According to one national survey, Bo ranks forty-first among male dog names. But when Affordable Vet Services in Ann Arbor ranked the frequency of names of their canine patients, Bo came in twentieth. Staffers at other local animal care facilities say they see plenty of Bos, too–along with dogs named Maize or Blue–or, in some two-pet families, Maize and Blue.

Ann Arbor Animal Hospital counts household pairs Bacon and Eggs, Ping and Pong, Boris and Natasha, and Apollo and Zeus among its patients. The Ann Arbor pet population also includes more than one Athena and Hercules–but lest we feel too smug about our college-town refinement, Affordable’s Bill MacArthur notes that we also have plenty of golden retrievers named Molson. Speaking of consumables, chocolate labs tend to be tagged Hershey or Godiva, according to Ann Arbor Animal Hospital’s Janet Figarra.

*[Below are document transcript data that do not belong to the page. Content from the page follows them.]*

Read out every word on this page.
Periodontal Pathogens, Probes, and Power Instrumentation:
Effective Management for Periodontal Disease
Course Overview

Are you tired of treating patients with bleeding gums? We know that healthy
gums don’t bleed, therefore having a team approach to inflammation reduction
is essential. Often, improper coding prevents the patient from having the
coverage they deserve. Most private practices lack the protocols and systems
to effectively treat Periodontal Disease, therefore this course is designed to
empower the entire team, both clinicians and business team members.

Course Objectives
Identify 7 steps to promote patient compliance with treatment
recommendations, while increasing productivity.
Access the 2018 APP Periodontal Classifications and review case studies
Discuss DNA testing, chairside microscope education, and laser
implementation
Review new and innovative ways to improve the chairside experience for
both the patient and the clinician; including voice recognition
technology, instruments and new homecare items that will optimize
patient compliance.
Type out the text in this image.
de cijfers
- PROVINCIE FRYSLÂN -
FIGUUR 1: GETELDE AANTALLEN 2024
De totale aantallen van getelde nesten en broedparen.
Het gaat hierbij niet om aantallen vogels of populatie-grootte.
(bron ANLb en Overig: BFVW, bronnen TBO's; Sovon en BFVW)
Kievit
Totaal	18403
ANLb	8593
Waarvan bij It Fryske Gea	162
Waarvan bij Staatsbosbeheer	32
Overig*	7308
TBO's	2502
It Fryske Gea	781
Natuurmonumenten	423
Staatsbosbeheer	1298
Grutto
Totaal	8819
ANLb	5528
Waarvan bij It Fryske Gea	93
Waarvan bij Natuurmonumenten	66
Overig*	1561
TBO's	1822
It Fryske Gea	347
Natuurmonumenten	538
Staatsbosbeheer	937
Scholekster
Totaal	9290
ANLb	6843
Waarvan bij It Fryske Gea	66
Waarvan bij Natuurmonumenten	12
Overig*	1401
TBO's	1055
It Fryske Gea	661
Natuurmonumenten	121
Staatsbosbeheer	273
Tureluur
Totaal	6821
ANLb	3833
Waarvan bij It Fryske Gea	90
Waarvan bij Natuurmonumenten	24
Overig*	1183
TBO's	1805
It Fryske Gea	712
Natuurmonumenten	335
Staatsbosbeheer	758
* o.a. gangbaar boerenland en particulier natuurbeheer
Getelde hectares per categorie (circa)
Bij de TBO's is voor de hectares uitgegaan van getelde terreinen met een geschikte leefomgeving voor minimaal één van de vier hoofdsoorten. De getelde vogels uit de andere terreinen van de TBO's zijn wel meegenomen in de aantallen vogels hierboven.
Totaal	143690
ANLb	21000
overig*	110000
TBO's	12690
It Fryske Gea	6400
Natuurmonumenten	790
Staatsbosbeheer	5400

While pets are dubbed for pop culture namesakes like Nala, Marley, and Bella as frequently here as elsewhere, some naming strategies are more pronounced locally. Few Harry Potter characters have escaped having an animal companion hereabouts named for them: Albus, Sirius, Severus, Hermione, and even Dobby are curling up in local laps or pet beds. (No Voldemort, though; if a name is destiny, why take a chance?)

Observers have only recently begun to speculate about the relationship between societal trends and fashions in pet naming, but MacArthur’s experience might be a bit of historical evidence: “If I have an appointment with a cat named Morris,” he says, “I know exactly what I’m going to see. It will be yellow, it will be geriatric, and the presentation will indicate hyperthyroidism or renal failure.

“I mean, that ad campaign is twenty years old.”